Auf der Google I/O gab es Neuigkeiten zu allen Sparten: ein Update fürs Tablet-Android Honeycomb, einen Musikspeicher und einen Videoverleih für Android, ein Ausblick auf eine gemeinsame Android-Version für Smartphones und Tablet und die ersten kommerziell verfügbaren Google-Netbooks.

Die Netbooks mit Chrome OS tauft Google „Chromebooks“ – einen ersten Hardware-Prototyp verteilte Google bereits Anfang des Jahres an Entwickler [1] . Unternehmen und Behörden sollen die Geräte zu Preisen ab 28 US-Dollar pro Monat und Gerät mieten können, bei einer Mindestlaufzeit von drei Jahren und Mindestabnahme von zehn Stück. Schulen zahlen ab 20 US-Dollar pro Gerät und pro Monat. In den Netbook-Abos enthalten sind Support und Garantie. Hinzu kommt eine Steuerzentrale im Web, mit der Administratoren die Chromebook-Flotte ihres Unternehmens verwalten können. Details für einen Deutschlandstart des Abomodells nannte Google noch nicht. Privatkunden müssen die Chromebooks im klassischen Handel kaufen.

Für eine monatliche Gebühr können Schulen und Unternehmen Chromebooks von Acer (Bild) und Samsung bei Google mieten.

Die ersten kommen von Acer und Samsung und sollen Google zufolge ab dem 15. Juni in Deutschland und in sechs weiteren Ländern erhältlich sein. Zu Acers Chromebook sind bisher nur wenige Details bekannt: Es hat ein 11,6-Zoll-Display, soll 6,5 Stunden laufen und kostet in den USA ab 350 US-Dollar.

Samsungs Netbook Serie 5 gibt es in zwei Varianten, das WLAN-Modell soll hierzulande 400 Euro kosten, das Modell mit zusätzlichem UMTS-Modem 50 Euro mehr. Der matte 12,1-Zoll-Bildschirm im 16:10-Format zeigt 1280 x 800 Punkte. Seine Hintergrundbeleuchtung strahlt mit bis zu 300 cd/m2, das Gewicht gibt Samsung mit knapp 1,5 Kilogramm an.

Der Doppelkern-Prozessor Intel Atom N570 (1,66 GHz) greift auf 2 GByte DDR3-Speicher zu; statt einer Festplatte kommt eine 16-GByte-SSD zum Einsatz. Laut Samsung hält der 61-Wh-Akku bis zu achteinhalb Stunden durch; beim Abspielen von Videos sollen es immer noch fünf Stunden sein.
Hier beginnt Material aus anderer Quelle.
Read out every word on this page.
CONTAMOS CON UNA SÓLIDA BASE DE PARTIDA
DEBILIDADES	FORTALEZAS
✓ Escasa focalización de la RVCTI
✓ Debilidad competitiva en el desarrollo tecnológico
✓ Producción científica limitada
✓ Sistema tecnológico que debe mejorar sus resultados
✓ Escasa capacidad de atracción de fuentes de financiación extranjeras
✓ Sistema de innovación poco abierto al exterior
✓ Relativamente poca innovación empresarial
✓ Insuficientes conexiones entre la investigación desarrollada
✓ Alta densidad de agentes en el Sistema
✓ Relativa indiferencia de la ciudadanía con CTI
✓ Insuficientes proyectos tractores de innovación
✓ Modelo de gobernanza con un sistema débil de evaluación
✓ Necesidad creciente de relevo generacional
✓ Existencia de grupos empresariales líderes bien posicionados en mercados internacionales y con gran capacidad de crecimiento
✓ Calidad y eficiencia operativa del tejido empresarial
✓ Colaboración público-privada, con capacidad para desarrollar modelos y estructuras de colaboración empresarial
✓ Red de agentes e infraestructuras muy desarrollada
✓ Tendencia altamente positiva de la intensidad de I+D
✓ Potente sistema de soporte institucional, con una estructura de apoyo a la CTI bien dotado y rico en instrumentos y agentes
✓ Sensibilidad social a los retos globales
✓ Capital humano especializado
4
Dem UMTS-Modell liegt eine SIM-Karte von E-Plus bei, über die man in den ersten zwei Monaten ab Kauf je 1 GByte kostenloses Datenvolumen erhält.

Das Betriebssystem Chrome OS selbst wurde in den vergangenen Monaten um wichtige Funktionen erweitert. Hinzugekommen ist zum Beispiel ein Dateimanager, mit dem der Anwender auf die interne SSD sowie USB-Sticks zugreifen kann. Ein Medienplayer spielt nun auch lokal gespeicherte Musik und Videos ab.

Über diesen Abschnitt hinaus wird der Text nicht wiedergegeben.